Moving to Marvel

Well, Canu seems to do a reasonable job of assembling long reads for larger organisms but it is laboriously slow!! Trimming and Unitigging stages can take several weeks each. I am now using the reduced list of reads (after mapping to the mitochondrial genome – which reduced reads by ~4%) with the Marvel assembler.

https://github.com/schloi/MARVEL

I have been working through the scripts as per the Schmidtea mediterranea example from this recent Nature publication by Grohme et al 2018.

https://www.nature.com/articles/nature25473

So far so good. However the claim that by using repeat soft masking will reduce computational time by an order of magnitude is yet to be determined. Fingers crossed.

Using bbmap to extract reads – is this the best approach?

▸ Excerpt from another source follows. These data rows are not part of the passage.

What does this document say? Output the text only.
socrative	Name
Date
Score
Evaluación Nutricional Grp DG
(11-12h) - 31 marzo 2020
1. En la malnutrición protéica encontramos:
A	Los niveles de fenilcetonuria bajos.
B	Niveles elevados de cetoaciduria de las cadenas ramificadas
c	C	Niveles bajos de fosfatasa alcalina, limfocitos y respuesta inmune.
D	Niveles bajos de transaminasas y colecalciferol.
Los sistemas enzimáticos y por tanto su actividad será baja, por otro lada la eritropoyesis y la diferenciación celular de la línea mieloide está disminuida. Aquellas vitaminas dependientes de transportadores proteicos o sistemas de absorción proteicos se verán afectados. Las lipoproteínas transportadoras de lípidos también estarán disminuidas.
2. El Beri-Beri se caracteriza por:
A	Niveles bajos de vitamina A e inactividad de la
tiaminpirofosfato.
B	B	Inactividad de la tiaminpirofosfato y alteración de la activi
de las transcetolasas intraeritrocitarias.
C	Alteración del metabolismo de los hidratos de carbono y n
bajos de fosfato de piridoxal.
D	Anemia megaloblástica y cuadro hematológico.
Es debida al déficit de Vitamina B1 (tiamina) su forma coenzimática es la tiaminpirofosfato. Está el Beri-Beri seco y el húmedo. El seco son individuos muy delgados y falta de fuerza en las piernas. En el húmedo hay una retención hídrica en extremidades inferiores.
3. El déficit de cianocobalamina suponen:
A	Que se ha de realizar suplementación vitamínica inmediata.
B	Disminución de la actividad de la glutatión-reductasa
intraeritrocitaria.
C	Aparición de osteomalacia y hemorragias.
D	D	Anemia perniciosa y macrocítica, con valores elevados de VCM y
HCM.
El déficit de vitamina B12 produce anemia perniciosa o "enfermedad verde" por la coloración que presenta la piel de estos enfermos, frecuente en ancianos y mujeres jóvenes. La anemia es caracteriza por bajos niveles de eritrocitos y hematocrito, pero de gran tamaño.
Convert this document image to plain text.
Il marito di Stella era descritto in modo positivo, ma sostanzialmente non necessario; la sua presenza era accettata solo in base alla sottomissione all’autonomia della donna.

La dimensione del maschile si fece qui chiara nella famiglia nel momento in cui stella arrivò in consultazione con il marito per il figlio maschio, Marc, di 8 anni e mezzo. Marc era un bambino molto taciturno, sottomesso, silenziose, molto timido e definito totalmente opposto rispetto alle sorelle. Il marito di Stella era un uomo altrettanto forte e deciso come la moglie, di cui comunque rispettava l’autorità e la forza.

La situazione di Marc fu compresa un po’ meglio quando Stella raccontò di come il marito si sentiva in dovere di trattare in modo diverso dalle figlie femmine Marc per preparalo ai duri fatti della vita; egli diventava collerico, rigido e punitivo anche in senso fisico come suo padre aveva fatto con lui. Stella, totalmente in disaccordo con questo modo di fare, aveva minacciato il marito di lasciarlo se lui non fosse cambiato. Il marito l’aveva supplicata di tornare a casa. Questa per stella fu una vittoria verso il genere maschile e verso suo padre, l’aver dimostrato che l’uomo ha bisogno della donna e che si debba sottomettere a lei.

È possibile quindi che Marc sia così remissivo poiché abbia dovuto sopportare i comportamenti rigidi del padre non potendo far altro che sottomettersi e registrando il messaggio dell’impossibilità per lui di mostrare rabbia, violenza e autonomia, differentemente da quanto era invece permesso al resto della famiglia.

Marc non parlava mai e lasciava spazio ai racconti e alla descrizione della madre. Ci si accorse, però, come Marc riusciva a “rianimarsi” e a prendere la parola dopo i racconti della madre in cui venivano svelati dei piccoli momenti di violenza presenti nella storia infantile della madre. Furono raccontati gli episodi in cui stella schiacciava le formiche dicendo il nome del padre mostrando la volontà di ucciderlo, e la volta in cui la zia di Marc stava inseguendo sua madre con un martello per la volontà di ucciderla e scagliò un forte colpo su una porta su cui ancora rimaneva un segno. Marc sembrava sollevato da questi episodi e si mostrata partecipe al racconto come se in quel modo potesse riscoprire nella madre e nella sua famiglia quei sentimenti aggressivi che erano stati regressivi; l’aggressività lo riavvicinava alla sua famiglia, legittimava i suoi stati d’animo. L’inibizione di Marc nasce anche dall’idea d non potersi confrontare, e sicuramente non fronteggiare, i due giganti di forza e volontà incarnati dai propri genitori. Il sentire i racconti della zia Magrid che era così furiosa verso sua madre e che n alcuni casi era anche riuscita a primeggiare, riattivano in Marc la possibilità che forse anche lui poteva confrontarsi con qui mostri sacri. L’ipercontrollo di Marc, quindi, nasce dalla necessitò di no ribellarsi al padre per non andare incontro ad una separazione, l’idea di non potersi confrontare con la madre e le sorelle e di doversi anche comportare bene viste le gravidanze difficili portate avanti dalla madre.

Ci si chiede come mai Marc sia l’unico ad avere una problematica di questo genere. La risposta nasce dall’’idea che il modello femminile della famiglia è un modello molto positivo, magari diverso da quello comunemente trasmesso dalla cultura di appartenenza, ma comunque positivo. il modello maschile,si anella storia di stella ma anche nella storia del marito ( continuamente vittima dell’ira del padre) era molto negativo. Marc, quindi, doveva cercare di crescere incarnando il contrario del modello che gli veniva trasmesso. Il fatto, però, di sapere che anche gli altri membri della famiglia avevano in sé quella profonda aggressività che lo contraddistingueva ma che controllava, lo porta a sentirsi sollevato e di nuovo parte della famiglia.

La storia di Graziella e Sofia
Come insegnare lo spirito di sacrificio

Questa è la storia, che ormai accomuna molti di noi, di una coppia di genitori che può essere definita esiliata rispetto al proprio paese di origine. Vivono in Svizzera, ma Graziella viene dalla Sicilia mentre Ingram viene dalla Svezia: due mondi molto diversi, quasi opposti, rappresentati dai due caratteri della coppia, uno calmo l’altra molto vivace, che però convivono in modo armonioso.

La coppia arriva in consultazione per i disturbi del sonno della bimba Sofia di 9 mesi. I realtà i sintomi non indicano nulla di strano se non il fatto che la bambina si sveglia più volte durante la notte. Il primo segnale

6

I have a draft mitochondrial genome from my organism. I now have a lot more PacBio data to assemble. I want to extract mitochondrial reads before assembling genomic reads in the hope that this will make the Canu assembly quicker.

Decided to try using bbmap.

#!/bin/bash
#PBS -project name
#PBS -N bbmap
#PBS -l select=1:ncpus=2:mem=64GB
#PBS -l walltime=24:00:00
#PBS -e ./bbmap_error.txt
#PBS -o ./bbmap_output.txt
#PBS -M name@sydney.edu.au
#PBS -m abe

BBMAP_OUT_DIR=/scratch/project name/bbmap

module load bbmap
module load java
module load samtools

cd $PBS_O_WORKDIR

#bbmap_script
mapPacBio.sh in=174152_1.fasta outu=$BBMAP_OUT_DIR/unmapped_174152_1.fasta outm=$BBMAP_OUT_DIR/mapped_174152_1.fasta maxlen=6000

This has a facility to map long reads to your genome but it splits them into ~6000 bases and renames them something like:

<read_abc_part_1

<read_abc_part_2

It then outputs the mapped and unmapped reads as fasta files. My thoughts were to use the unmapped reads for assembly. However there are two issues.

  1. The parts need to be rejoined.
  2. bbmap seems to bin the whole ‘part’ based on mapping to the genome. ie. if only a portion of the 6000 bases map to the mitochondrial genome it puts it into the mapped bin.

Now wondering if this was the correct approach. There is new software from S. Koren (Canu author) which maps PacBio data.

https://www.biorxiv.org/content/early/2018/02/05/259986

https://github.com/marbl/MashMap

I had some trepidation using this as it is only newly developed and may be poorly supported, however it is likely to be more suitable.

Further thoughts:

If any part of the read maps to the mitochondrial genome – the read should be derived from the mitochondrial genome. Therefore it is correct that the whole section is binned as mapped. My plan is:

  1. Extract headers from the mapped output.
  2. Use header list to extract reads from original read files.
  3. Use the reads (minus extracted mapped reads) to assemble the genome.